The food at Rancho Lewis is what I make myself four nights out of the week at home. If I was living in El Paso, iI could just get it there. It’s different than Tex-Mex. El Paso is the birthplace of Mexican-American cuisine, and Tex-Mex is an offshoot of that. But something that happens on the border—something that you don’t get in San Antonio, where Tex-Mex originated—is this cross-cultural passing back and forth among Native American, Mexican, and American.

Rancho Lewis restaurant. Photo: Peter Frank Edwards.

Everything changes the further you get away from the border. Like the lack of some ingredients, like tortillas. There wasn’t a tortilleria in the whole state of South Carolina.
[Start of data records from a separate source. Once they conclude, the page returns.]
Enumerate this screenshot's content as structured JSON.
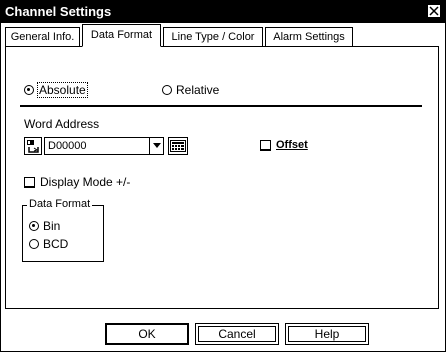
{
  "window": {
    "title": "Channel Settings",
    "close_glyph": "⊠"
  },
  "tabs": [
    {
      "label": "General Info.",
      "active": false
    },
    {
      "label": "Data Format",
      "active": true
    },
    {
      "label": "Line Type / Color",
      "active": false
    },
    {
      "label": "Alarm Settings",
      "active": false
    }
  ],
  "address_mode": {
    "absolute_label": "Absolute",
    "relative_label": "Relative",
    "selected": "Absolute"
  },
  "word_address": {
    "label": "Word Address",
    "value": "D00000"
  },
  "offset": {
    "label": "Offset",
    "checked": false
  },
  "display_mode": {
    "label": "Display Mode +/-",
    "checked": false
  },
  "data_format": {
    "title": "Data Format",
    "options": [
      "Bin",
      "BCD"
    ],
    "selected": "Bin"
  },
  "buttons": {
    "ok": "OK",
    "cancel": "Cancel",
    "help": "Help"
  },
  "colors": {
    "foreground": "#000000",
    "background": "#ffffff"
  }
}
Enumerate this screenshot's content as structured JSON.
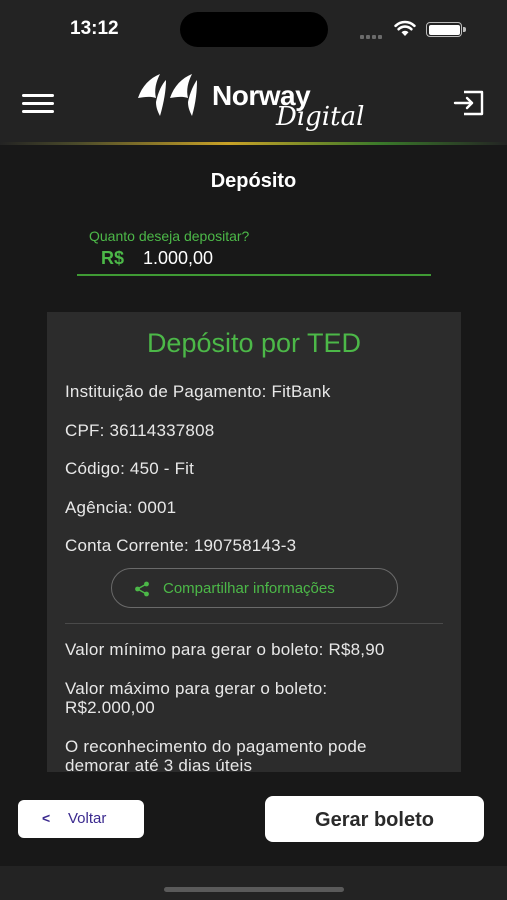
{
  "status_bar": {
    "time": "13:12"
  },
  "header": {
    "brand_name": "Norway",
    "brand_sub": "Digital",
    "menu_icon": "hamburger-menu-icon",
    "logout_icon": "logout-icon"
  },
  "page": {
    "title": "Depósito"
  },
  "amount": {
    "label": "Quanto deseja depositar?",
    "currency": "R$",
    "value": "1.000,00"
  },
  "ted_card": {
    "title": "Depósito por TED",
    "institution": "Instituição de Pagamento: FitBank",
    "cpf": "CPF: 36114337808",
    "code": "Código: 450 - Fit",
    "agency": "Agência: 0001",
    "account": "Conta Corrente: 190758143-3",
    "share_label": "Compartilhar informações",
    "min_value": "Valor mínimo para gerar o boleto: R$8,90",
    "max_value_line1": "Valor máximo para gerar o boleto:",
    "max_value_line2": "R$2.000,00",
    "recognition_line1": "O reconhecimento do pagamento pode",
    "recognition_line2": "demorar até 3 dias úteis"
  },
  "footer": {
    "back_label": "Voltar",
    "generate_label": "Gerar boleto"
  },
  "colors": {
    "accent_green": "#4cb848",
    "background": "#181818",
    "card": "#2c2c2c",
    "back_text": "#3b2a8f"
  }
}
In El Paso, it’s just like barbecue is in Austin—there’s a tortilleria on every corner. Since that didn’t exist here, we’ve spent a lot of time and a lot of money building this giant tortilleria inside the restaurant.

Our corn comes from here though, from Marsh Hen Mill, formerly Geechie Boy. Kind of famous corn guys. They changed their name because of cultural appropriation to Marsh Hen Mill. I changed to Rancho Lewis from “Juan Luis” for the same reason.

With the new place, I’m a little nervous, and I’ve been letting go of a little bit of control, which has been hard for me. I’ve got a lot more staff now—upper management staff. I have an operations manager now, because we’re opening a second Lewis Barbecue in Greenville in a couple of months. And that’s it. No more!